Cette imagination la fit rire de ce rire argentin et clair de la jeunesse. Le commodore et Paul s’associèrent franchement à son hilarité.

Quand la dernière fusée de sa gaieté nerveuse se fut éteinte, elle vint à d’Aspremont, le prit par la main, le conduisit au piano placé à l’angle de la terrasse, et lui dit en ouvrant un cahier de musique sur le pupitre :

« Mon ami, vous n’êtes pas en train de causer aujourd’hui et, « ce qui ne vaut pas la peine d’être dit, on le chante » ; vous allez donc faire votre partie dans ce duettino, dont l’accompagnement n’est pas difficile : ce ne sont presque que des accords plaqués. »

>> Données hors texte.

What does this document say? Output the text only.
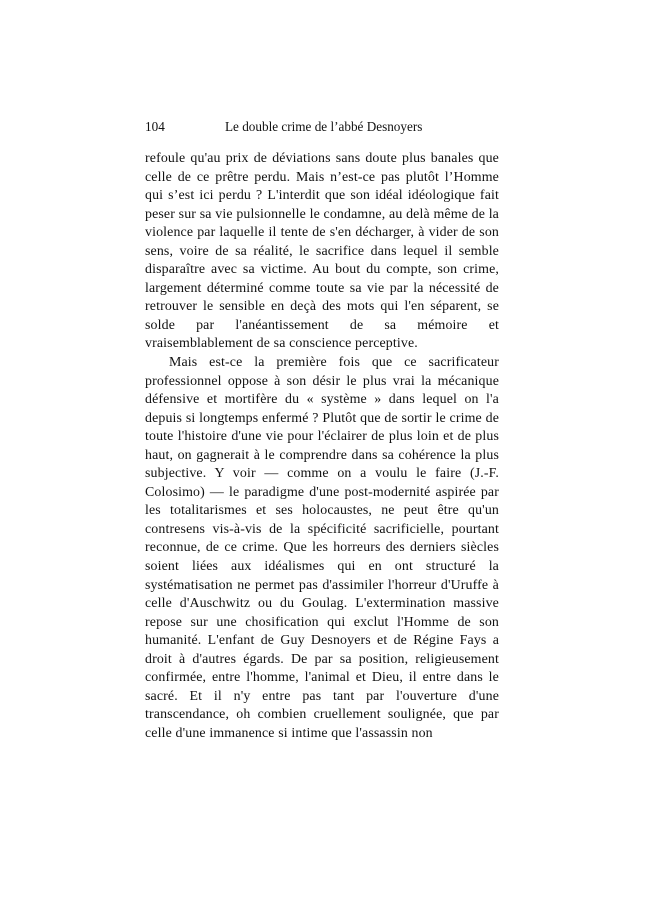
104	Le double crime de l’abbé Desnoyers

refoule qu'au prix de déviations sans doute plus banales que celle de ce prêtre perdu. Mais n’est-ce pas plutôt l’Homme qui s’est ici perdu ? L'interdit que son idéal idéologique fait peser sur sa vie pulsionnelle le condamne, au delà même de la violence par laquelle il tente de s'en décharger, à vider de son sens, voire de sa réalité, le sacrifice dans lequel il semble disparaître avec sa victime. Au bout du compte, son crime, largement déterminé comme toute sa vie par la nécessité de retrouver le sensible en deçà des mots qui l'en séparent, se solde par l'anéantissement de sa mémoire et vraisemblablement de sa conscience perceptive.

Mais est-ce la première fois que ce sacrificateur professionnel oppose à son désir le plus vrai la mécanique défensive et mortifère du « système » dans lequel on l'a depuis si longtemps enfermé ? Plutôt que de sortir le crime de toute l'histoire d'une vie pour l'éclairer de plus loin et de plus haut, on gagnerait à le comprendre dans sa cohérence la plus subjective. Y voir — comme on a voulu le faire (J.-F. Colosimo) — le paradigme d'une post-modernité aspirée par les totalitarismes et ses holocaustes, ne peut être qu'un contresens vis-à-vis de la spécificité sacrificielle, pourtant reconnue, de ce crime. Que les horreurs des derniers siècles soient liées aux idéalismes qui en ont structuré la systématisation ne permet pas d'assimiler l'horreur d'Uruffe à celle d'Auschwitz ou du Goulag. L'extermination massive repose sur une chosification qui exclut l'Homme de son humanité. L'enfant de Guy Desnoyers et de Régine Fays a droit à d'autres égards. De par sa position, religieusement confirmée, entre l'homme, l'animal et Dieu, il entre dans le sacré. Et il n'y entre pas tant par l'ouverture d'une transcendance, oh combien cruellement soulignée, que par celle d'une immanence si intime que l'assassin non
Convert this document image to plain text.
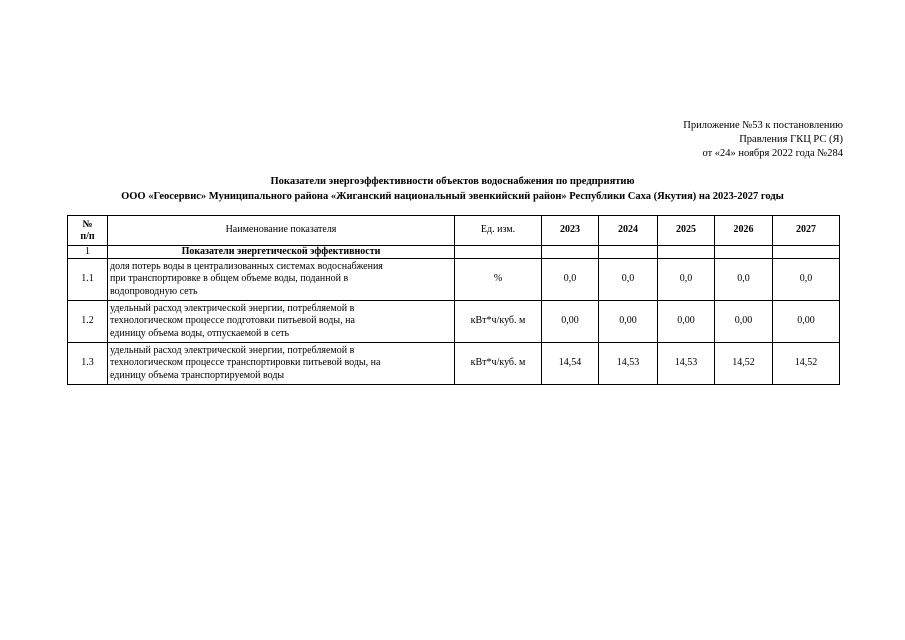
Приложение №53 к постановлению
Правления ГКЦ РС (Я)
от «24» ноября 2022 года №284
Показатели энергоэффективности объектов водоснабжения по предприятию
ООО «Геосервис» Муниципального района «Жиганский национальный эвенкийский район» Республики Саха (Якутия) на 2023-2027 годы
№
п/п	Наименование показателя	Ед. изм.	2023	2024	2025	2026	2027
1	Показатели энергетической эффективности						
1.1	доля потерь воды в централизованных системах водоснабжения
при транспортировке в общем объеме воды, поданной в
водопроводную сеть	%	0,0	0,0	0,0	0,0	0,0
1.2	удельный расход электрической энергии, потребляемой в
технологическом процессе подготовки питьевой воды, на
единицу объема воды, отпускаемой в сеть	кВт*ч/куб. м	0,00	0,00	0,00	0,00	0,00
1.3	удельный расход электрической энергии, потребляемой в
технологическом процессе транспортировки питьевой воды, на
единицу объема транспортируемой воды	кВт*ч/куб. м	14,54	14,53	14,53	14,52	14,52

Paul s’assit sur le tabouret, miss Alicia se mit debout près de lui, de manière à pouvoir suivre le chant sur la partition. Le commodore renversa sa tête, allongea ses jambes et prit une pose de béatitude anticipée, car il avait des prétentions au dilettantisme et affirmait adorer la musique ; mais dès la sixième mesure il s’endormait du sommeil des justes, sommeil qu’il s’obstinait, malgré les railleries de sa nièce, à appeler une extase, — quoiqu’il lui arrivât quelquefois de ronfler, symptôme médiocrement extatique.